“Lines of Control: Shakespeare, Adaptation and the Kashmir Question”
Speaker: Julie Sanders (Newcastle University)
Shakespeare’s deployment in global, multi-media and multilingual adaptational contexts to speak to and about specific contemporary issues of social justice is increasingly well recognised. But the function of Shakespeare in this context is also highly contested — something this talk will explore. Deploying Sandra Young’s insightful work on the dismantling and reimagining of traditional Shakespeare in Indian Ocean and South Atlantic contexts and her call for new scholarly practices as we seek to explore Shakespeare’s “availability as a resource” for activism, this seminar will focus on two relatively recent responses to Shakespeare from an Indian and a British Indian perspective: director Vishal Bhardwaj’s 2014 film Haider which relocates Hamlet to occupied Kashmir and author Preti Taneja’s 2017 novel We That Are Young, a truly global reconsideration of King Lear which revisits the Kashmir question from the perspective of the British colonial legacy and contemporary Indian geopolitics. A version of Shakespearean text and legacy as understood or nested within a matrix of other equally significant informing intertexts and contexts will be presented as a means to approach the new critical vocabularies required by global literary adaptation.

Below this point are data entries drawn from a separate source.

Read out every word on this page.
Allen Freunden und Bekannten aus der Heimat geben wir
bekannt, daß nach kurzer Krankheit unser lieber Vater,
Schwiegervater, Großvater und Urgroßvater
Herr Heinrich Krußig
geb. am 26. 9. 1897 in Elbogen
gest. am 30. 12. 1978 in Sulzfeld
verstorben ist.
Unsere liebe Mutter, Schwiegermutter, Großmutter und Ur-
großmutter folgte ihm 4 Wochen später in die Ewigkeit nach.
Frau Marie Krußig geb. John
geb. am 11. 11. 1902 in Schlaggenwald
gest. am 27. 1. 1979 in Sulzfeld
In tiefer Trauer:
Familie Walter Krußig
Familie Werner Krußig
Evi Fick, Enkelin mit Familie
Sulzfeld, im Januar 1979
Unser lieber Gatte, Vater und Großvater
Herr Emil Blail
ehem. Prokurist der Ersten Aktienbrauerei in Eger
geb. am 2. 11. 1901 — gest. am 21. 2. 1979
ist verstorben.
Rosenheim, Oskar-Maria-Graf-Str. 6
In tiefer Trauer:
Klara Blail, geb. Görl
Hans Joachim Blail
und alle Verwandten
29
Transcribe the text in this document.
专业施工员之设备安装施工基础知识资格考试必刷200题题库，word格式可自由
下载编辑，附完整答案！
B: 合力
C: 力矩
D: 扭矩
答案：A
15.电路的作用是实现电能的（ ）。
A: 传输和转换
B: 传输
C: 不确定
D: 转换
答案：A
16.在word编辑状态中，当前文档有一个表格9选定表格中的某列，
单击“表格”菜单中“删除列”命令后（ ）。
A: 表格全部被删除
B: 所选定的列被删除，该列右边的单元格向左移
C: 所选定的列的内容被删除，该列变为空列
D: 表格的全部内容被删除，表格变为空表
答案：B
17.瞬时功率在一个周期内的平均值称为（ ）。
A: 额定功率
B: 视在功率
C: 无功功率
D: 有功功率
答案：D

9 March 2022 at 14.00 UK time. You can book a place by emailing the organizer, Prof Gabriel Egan <gegan@dmu.ac.uk>
Julie Sanders is Professor of English Literature and Drama and Deputy Vice-Chancellor and Provost at Newcastle University. Her publications include The Cultural Geography of Early Modern Drama (Cambridge University Press, 2011) and Adaptation and Appropriation (Routledge New Critical Idiom, 2006, updated edition 2015) and she has edited plays by Ben Jonson, James Shirley and Richard Brome. She is the co-editor with Garrett A. Sullivan Junior of a commissioning series on “Early Modern Literary Geographies” for Oxford University Press and is currently in the early stages of research for an edition of Shakespeare’s Henry IV Part 1 for Cambridge University Press.